Artificial intelligence (AI) is an all-encompassing category which includes a wide range of neural networks with different capabilities. Neural networks are segmented by how they approach a particular, unstructured data set or problem, either with a process, algorithm, or machine learning approach. In this article, see how Convergint, partnered with Milestone, can use AI to improve security.
1. The core of learning: shallow or deep
Due to the previous limitations of hardware processing power, machine learning could only deploy shallow learning of very large data sets. This shallow learning looks at data in only three dimensions.
With recent, significant advances in processing power of graphical processing units (GPUs), a deep learning approach can now be utilized, wherein data is analyzed in many more dimensions – which is why it is called “deep”.
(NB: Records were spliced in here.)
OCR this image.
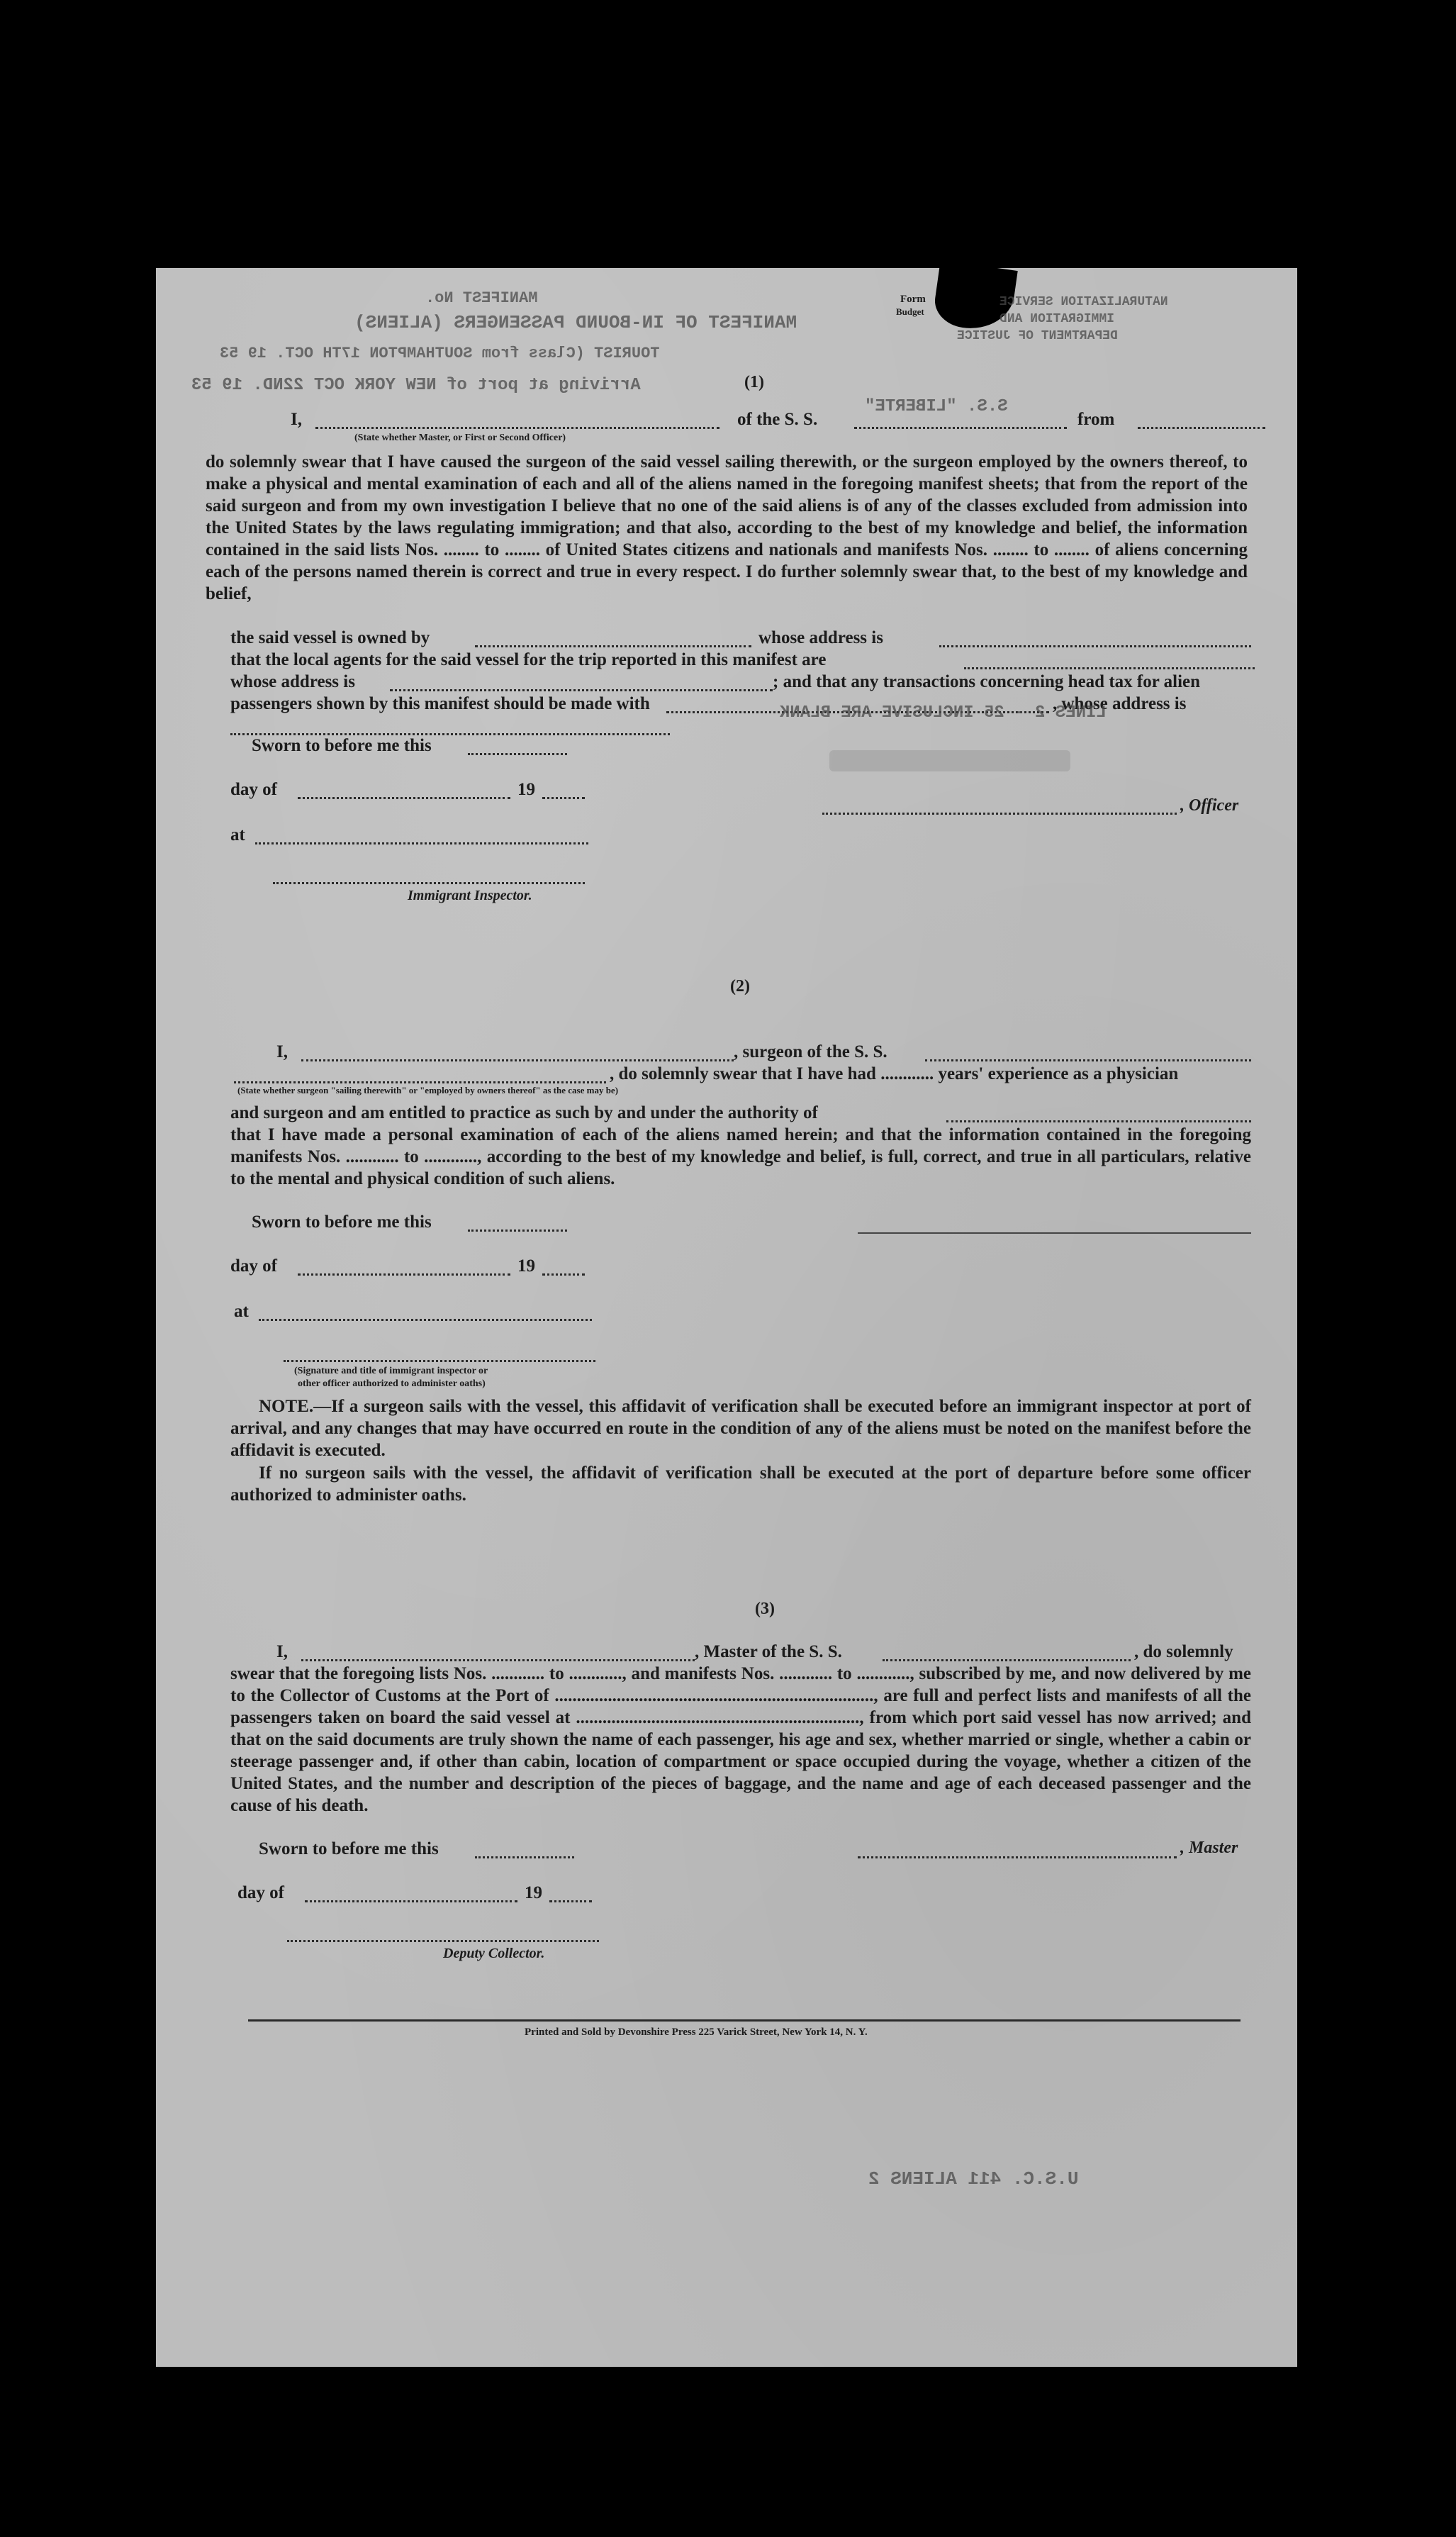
Form
Budget
MANIFEST No.
MANIFEST OF IN-BOUND PASSENGERS (ALIENS)
TOURIST (Class from SOUTHAMPTON 17TH OCT. 19 53
Arriving at port of NEW YORK OCT 22ND. 19 53
NATURALIZATION SERVICE
IMMIGRATION AND
DEPARTMENT OF JUSTICE
S.S. "LIBERTE"
(1)
I,
(State whether Master, or First or Second Officer)
of the S. S.	from
do solemnly swear that I have caused the surgeon of the said vessel sailing therewith, or the surgeon employed by the owners thereof, to make a physical and mental examination of each and all of the aliens named in the foregoing manifest sheets; that from the report of the said surgeon and from my own investigation I believe that no one of the said aliens is of any of the classes excluded from admission into the United States by the laws regulating immigration; and that also, according to the best of my knowledge and belief, the information contained in the said lists Nos. ........ to ........ of United States citizens and nationals and manifests Nos. ........ to ........ of aliens concerning each of the persons named therein is correct and true in every respect. I do further solemnly swear that, to the best of my knowledge and belief,
the said vessel is owned by	whose address is
that the local agents for the said vessel for the trip reported in this manifest are
whose address is	; and that any transactions concerning head tax for alien
passengers shown by this manifest should be made with	, whose address is
LINES 2 - 25 INCLUSIVE ARE BLANK
Sworn to before me this
day of	19
, Officer
at
Immigrant Inspector.
(2)
I,	, surgeon of the S. S.
, do solemnly swear that I have had ............ years' experience as a physician
(State whether surgeon "sailing therewith" or "employed by owners thereof" as the case may be)
and surgeon and am entitled to practice as such by and under the authority of
that I have made a personal examination of each of the aliens named herein; and that the information contained in the foregoing manifests Nos. ............ to ............, according to the best of my knowledge and belief, is full, correct, and true in all particulars, relative to the mental and physical condition of such aliens.
Sworn to before me this
day of	19
at
(Signature and title of immigrant inspector or
other officer authorized to administer oaths)
NOTE.—If a surgeon sails with the vessel, this affidavit of verification shall be executed before an immigrant inspector at port of arrival, and any changes that may have occurred en route in the condition of any of the aliens must be noted on the manifest before the affidavit is executed.
If no surgeon sails with the vessel, the affidavit of verification shall be executed at the port of departure before some officer authorized to administer oaths.
(3)
I,	, Master of the S. S.	, do solemnly
swear that the foregoing lists Nos. ............ to ............, and manifests Nos. ............ to ............, subscribed by me, and now delivered by me to the Collector of Customs at the Port of ........................................................................, are full and perfect lists and manifests of all the passengers taken on board the said vessel at ................................................................, from which port said vessel has now arrived; and that on the said documents are truly shown the name of each passenger, his age and sex, whether married or single, whether a cabin or steerage passenger and, if other than cabin, location of compartment or space occupied during the voyage, whether a citizen of the United States, and the number and description of the pieces of baggage, and the name and age of each deceased passenger and the cause of his death.
Sworn to before me this	, Master
day of	19
Deputy Collector.
Printed and Sold by Devonshire Press 225 Varick Street, New York 14, N. Y.
U.S.C. 411 ALIENS 2
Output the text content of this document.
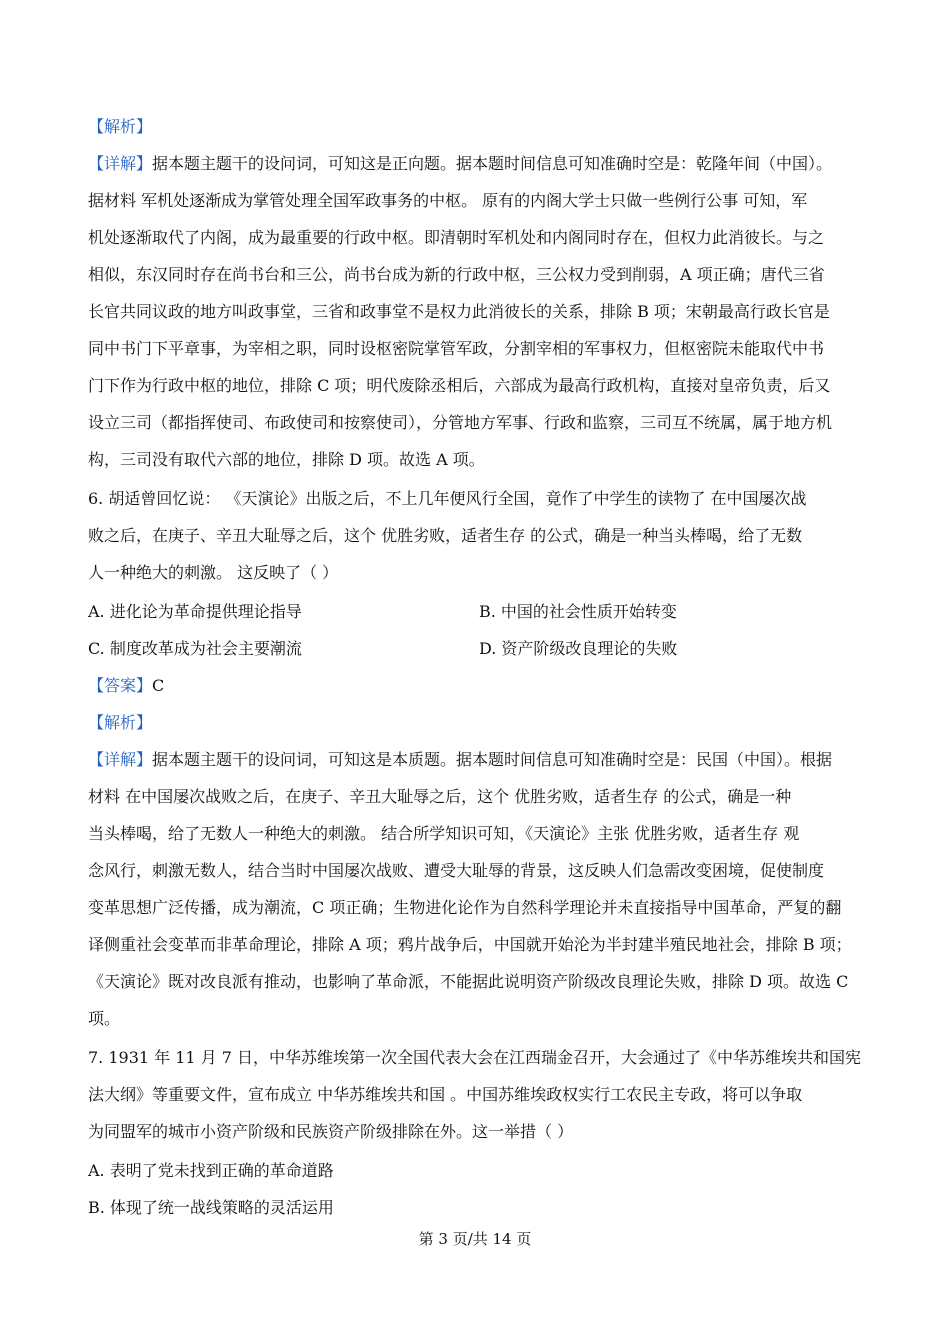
【解析】
【详解】据本题主题干的设问词，可知这是正向题。据本题时间信息可知准确时空是：乾隆年间（中国）。
据材料 军机处逐渐成为掌管处理全国军政事务的中枢。 原有的内阁大学士只做一些例行公事 可知，军
机处逐渐取代了内阁，成为最重要的行政中枢。即清朝时军机处和内阁同时存在，但权力此消彼长。与之
相似，东汉同时存在尚书台和三公，尚书台成为新的行政中枢，三公权力受到削弱，A 项正确；唐代三省
长官共同议政的地方叫政事堂，三省和政事堂不是权力此消彼长的关系，排除 B 项；宋朝最高行政长官是
同中书门下平章事，为宰相之职，同时设枢密院掌管军政，分割宰相的军事权力，但枢密院未能取代中书
门下作为行政中枢的地位，排除 C 项；明代废除丞相后，六部成为最高行政机构，直接对皇帝负责，后又
设立三司（都指挥使司、布政使司和按察使司），分管地方军事、行政和监察，三司互不统属，属于地方机
构，三司没有取代六部的地位，排除 D 项。故选 A 项。
6. 胡适曾回忆说： 《天演论》出版之后，不上几年便风行全国，竟作了中学生的读物了 在中国屡次战
败之后，在庚子、辛丑大耻辱之后，这个 优胜劣败，适者生存 的公式，确是一种当头棒喝，给了无数
人一种绝大的刺激。 这反映了（ ）
A. 进化论为革命提供理论指导	B. 中国的社会性质开始转变
C. 制度改革成为社会主要潮流	D. 资产阶级改良理论的失败
【答案】C
【解析】
【详解】据本题主题干的设问词，可知这是本质题。据本题时间信息可知准确时空是：民国（中国）。根据
材料 在中国屡次战败之后，在庚子、辛丑大耻辱之后，这个 优胜劣败，适者生存 的公式，确是一种
当头棒喝，给了无数人一种绝大的刺激。 结合所学知识可知，《天演论》主张 优胜劣败，适者生存 观
念风行，刺激无数人，结合当时中国屡次战败、遭受大耻辱的背景，这反映人们急需改变困境，促使制度
变革思想广泛传播，成为潮流，C 项正确；生物进化论作为自然科学理论并未直接指导中国革命，严复的翻
译侧重社会变革而非革命理论，排除 A 项；鸦片战争后，中国就开始沦为半封建半殖民地社会，排除 B 项；
《天演论》既对改良派有推动，也影响了革命派，不能据此说明资产阶级改良理论失败，排除 D 项。故选 C
项。
7. 1931 年 11 月 7 日，中华苏维埃第一次全国代表大会在江西瑞金召开，大会通过了《中华苏维埃共和国宪
法大纲》等重要文件，宣布成立 中华苏维埃共和国 。中国苏维埃政权实行工农民主专政，将可以争取
为同盟军的城市小资产阶级和民族资产阶级排除在外。这一举措（ ）
A. 表明了党未找到正确的革命道路
B. 体现了统一战线策略的灵活运用
第 3 页/共 14 页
Convergint and Milestone leverage a new, GPU-compute platform by re-coding its software to use a new type of coding called parallelization. Software parallelization is a coding technique for breaking a single problem into hundreds of smaller problems. With parallelization, there is a quantum leap forward in how fast a problem can be solved.
2. IoT Frameworks & Aggregation of Data
Milestone’s role as a video management platform company is to develop broad support for all relevant devices. They have a vision to support all top Internet of Things, or IoT, frameworks.
The focus is to continue enabling more and more of those devices across different frameworks into a common data center. Then, Milestone and its partners will continue to advance GPU technology to create a whole new level of processing, helping companies that are using GPU as a parallelization.
Advanced rendering is about creating a whole different type of mixed reality. The BriefCam Synopsis system is an example of mixed reality. It uses real video, extracts objects of interest, and then provides an overlay of augmented reality. Humans cannot look at 24 hours of video in nine minutes. But with Synopsis intelligence can be augmented.
3. Actualized Potential of Augmentation
AI and machine learning are being applied for AI-enabled devices and machines to get very good, low-cognitive functions. For example, humans cannot sit and watch all cameras simultaneously, all the time; their attention does not work that way. But machines are extremely good and detailed at this. People do not see pixels, people see objects. The machine sees the most finite detail available to it, which is the pixel, and within the pixel, it can see more details, which are the shade of colors of that image. By aggregating data, allowing machines to automate responses and solutions, we can augment human interaction and our environment.
4. An Intelligent Revolution
Having AI take over low-cognitive tasks will be the big trend for years to come. With proper aggregation of information, AI can be superior to humans at low-cognitive tasks, and often deliver a better quality of service than humans.
The intelligent industrial revolution is beginning to happen all around the world. It will be very disruptive within the security and surveillance industry — but also insightful and liberating as it frees human efforts for higher cognitive processes that address larger challenges.